The US is keen to assist India build its military capability and wants to further consolidate the Defence Technology and Trade Initiative (DTTI) that involves transfer of key technologies and co-development of high technology weapons and equipment. Carter mentioned how the DTTI was in line with PM Modi’s Make in India initiative and how US’s look West policy and India’s look East policy had common grounds to further build strategic relations between the two countries.

As part of the ongoing defence initiative and dialogue process, Indian Defence Minister Manohar Parrikar had visited the US in December 2015 and was warmly hosted on the US aircraft carrier, USS S Dwight D Eisenhower, where he witnessed several flying maneuvers. This was first for an Indian Defence Minister. He was also invited to visit the US military base in Honolulu in Hawaii.

Reciprocating the warm reception given to him during the visit, Manohar Parrikar extended a personal invitation to Ashton Carter to visit India in April. The Defense Secretary will be visiting Goa starting 10 April and will be hosted aboard India’s latest aircraft carrier, INS Vikramaditya. The visit will mark the first time a US Defense Secretary will be on board a Russian-built aircraft carrier.

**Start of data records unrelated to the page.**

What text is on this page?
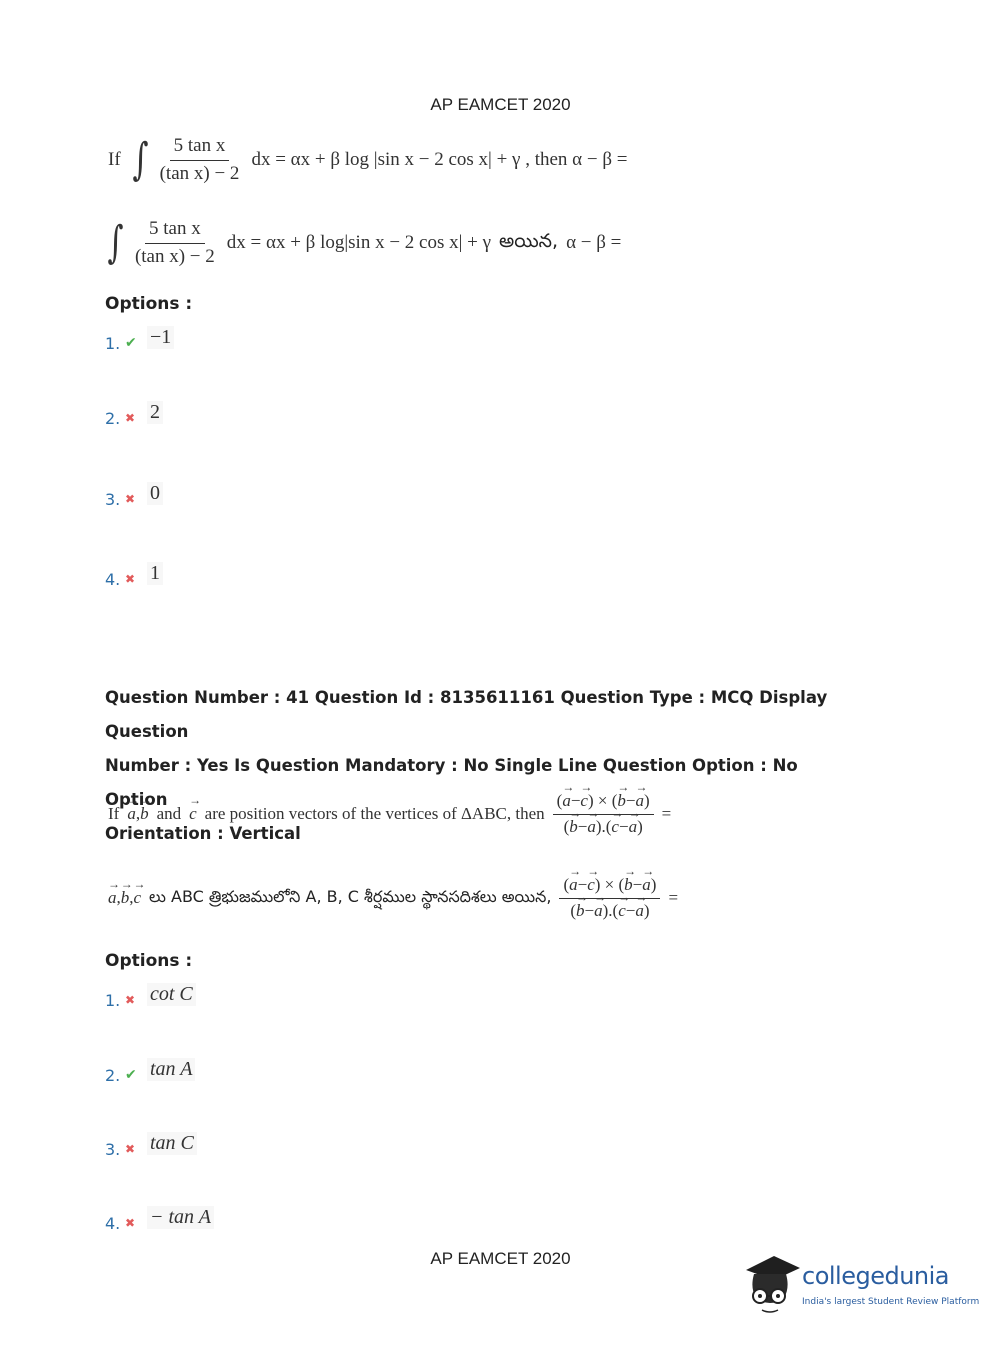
AP EAMCET 2020
If ∫ $\frac{\text{5 tan x}}{\text{(tan x) − 2}}$ dx = αx + β log |sin x − 2 cos x| + γ , then α − β =
∫ $\frac{\text{5 tan x}}{\text{(tan x) − 2}}$ dx = αx + β log|sin x − 2 cos x| + γ అయిన, α − β =
Options :
1. ✔ −1
2. ✖ 2
3. ✖ 0
4. ✖ 1
Question Number : 41 Question Id : 8135611161 Question Type : MCQ Display Question
Number : Yes Is Question Mandatory : No Single Line Question Option : No Option
Orientation : Vertical
If → a , → b and → c are position vectors of the vertices of ΔABC, then $\frac{(\to a-\to c) \times (\to b-\to a)}{(\to b-\to a).(\to c-\to a)}$ =
→ a , → b , → c లు ABC త్రిభుజములోని A, B, C శీర్షముల స్థానసదిశలు అయిన, $\frac{(\to a-\to c) \times (\to b-\to a)}{(\to b-\to a).(\to c-\to a)}$ =
Options :
1. ✖ cot C
2. ✔ tan A
3. ✖ tan C
4. ✖ − tan A
AP EAMCET 2020
collegedunia
India's largest Student Review Platform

The two will also board visiting USS Blue Ridge which is part of the US 7th Fleet and its oldest vessel. Indo-US relations have indeed come a long way from the days in 1971 when the US threatened India with the 7th Fleet, only to be stared back by a steadfast nation.

The Defense Secretary will also take part in a ceremony to mark the repatriation of US Air Force personnel who died in an air crash in Arunachal Pradesh during World War II. His itinerary will include a visit to an ancient temple built in 1890, along with two old churches in Goa.

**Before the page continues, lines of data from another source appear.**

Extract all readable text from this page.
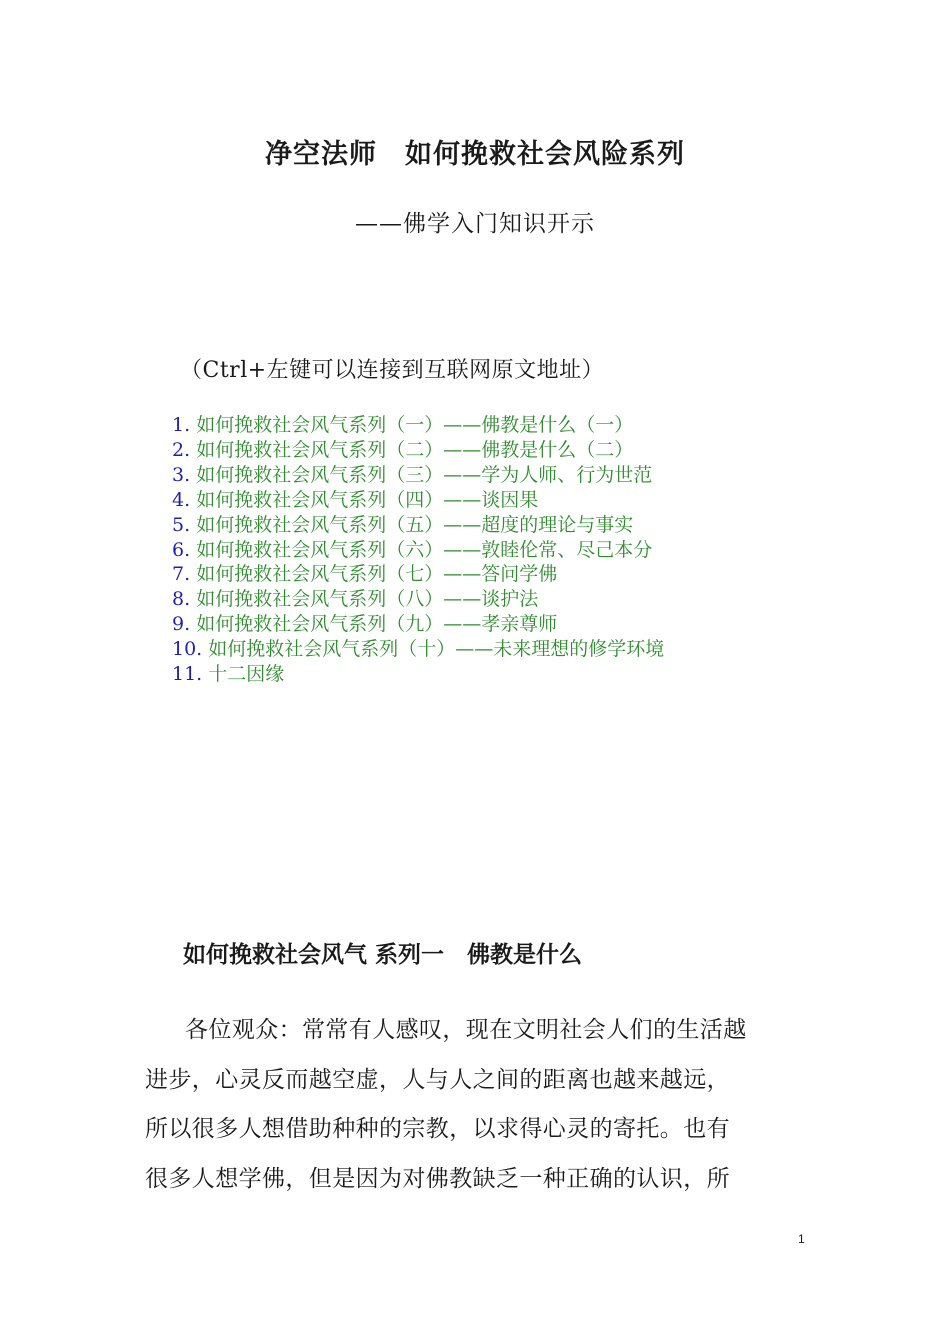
净空法师　如何挽救社会风险系列
——佛学入门知识开示
（Ctrl+左键可以连接到互联网原文地址）
1. 如何挽救社会风气系列（一）——佛教是什么（一）
2. 如何挽救社会风气系列（二）——佛教是什么（二）
3. 如何挽救社会风气系列（三）——学为人师、行为世范
4. 如何挽救社会风气系列（四）——谈因果
5. 如何挽救社会风气系列（五）——超度的理论与事实
6. 如何挽救社会风气系列（六）——敦睦伦常、尽己本分
7. 如何挽救社会风气系列（七）——答问学佛
8. 如何挽救社会风气系列（八）——谈护法
9. 如何挽救社会风气系列（九）——孝亲尊师
10. 如何挽救社会风气系列（十）——未来理想的修学环境
11. 十二因缘
如何挽救社会风气 系列一　佛教是什么

各位观众：常常有人感叹，现在文明社会人们的生活越
进步，心灵反而越空虚，人与人之间的距离也越来越远，
所以很多人想借助种种的宗教，以求得心灵的寄托。也有
很多人想学佛，但是因为对佛教缺乏一种正确的认识，所

1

Crucial talks on the agenda

The visit is likely to give boost to several pending agreements that both countries have been discussing for a while. On top of the agenda is the signing of the agreement for procuring the ultra-lightweight M777 howitzers that will significantly add to India’s border defence on the eastern and western fronts.

US is keen to offer transfer of technology for local manufacturing of its F-16 and/or FA-18 Super Hornet fighter aircrafts, under the Make in India initiative but the US wants India to commit a certain offtake, which India is reluctant to commit.

Although the offer is commercially lucrative as the demand for these aircraft will continue in the global defence market and the demand for spares will remain for the next 20-40 years. However, India is keen to pursue development of its own fighter aircraft manufacturing capability and is looking at developing both the Tejas platform as well as the Advanced Medium Combat Aircraft (AMCA).

On the table will be a revival of the earlier US offer to jointly develop and co-produce the ‘Javelin’ Anti-Tank Guided Missile (ATGM). India had earlier turned down the US offer on account of high cost and preferred to buy Israeli ‘Spike’ ATGMs, for which the government has finalized the deal to procure 321 missile launchers and 8,356 missiles valued at Rs 3,200 crore.

But talks have since been stalled with Israel with little progress on co-development. India, therefore, is keen to re-start negotiations on the earlier US offer to co-develop 4th generation ‘Javelin’ in India.

Under DTTI, India has expressed interest to co-develop a miniature drone, Infantry Combat suit for biological and chemical warfare, and developing thermal imaging and night fighting equipment. Both countries have been in extensive talks on these and it remains to be seen if any further announcements on these are made during the visit.

Need to temper expectations

Indo-US strategic dialogue is an ongoing process with several common areas of interests and some where there are differences. While the relations continue to grow in positive trajectory, expectations from the visit must be tempered with pragmatic reality.

India is not too keen to be drawn into the South China dispute and had recently turned down the US offer for joint patrolling the region. But with China defending JeM Chief Masood Azar at the UN against an Indian sponsored motion to ban JeM, India will be more open now to discuss its options. Let us wait for the final outcome of the visit.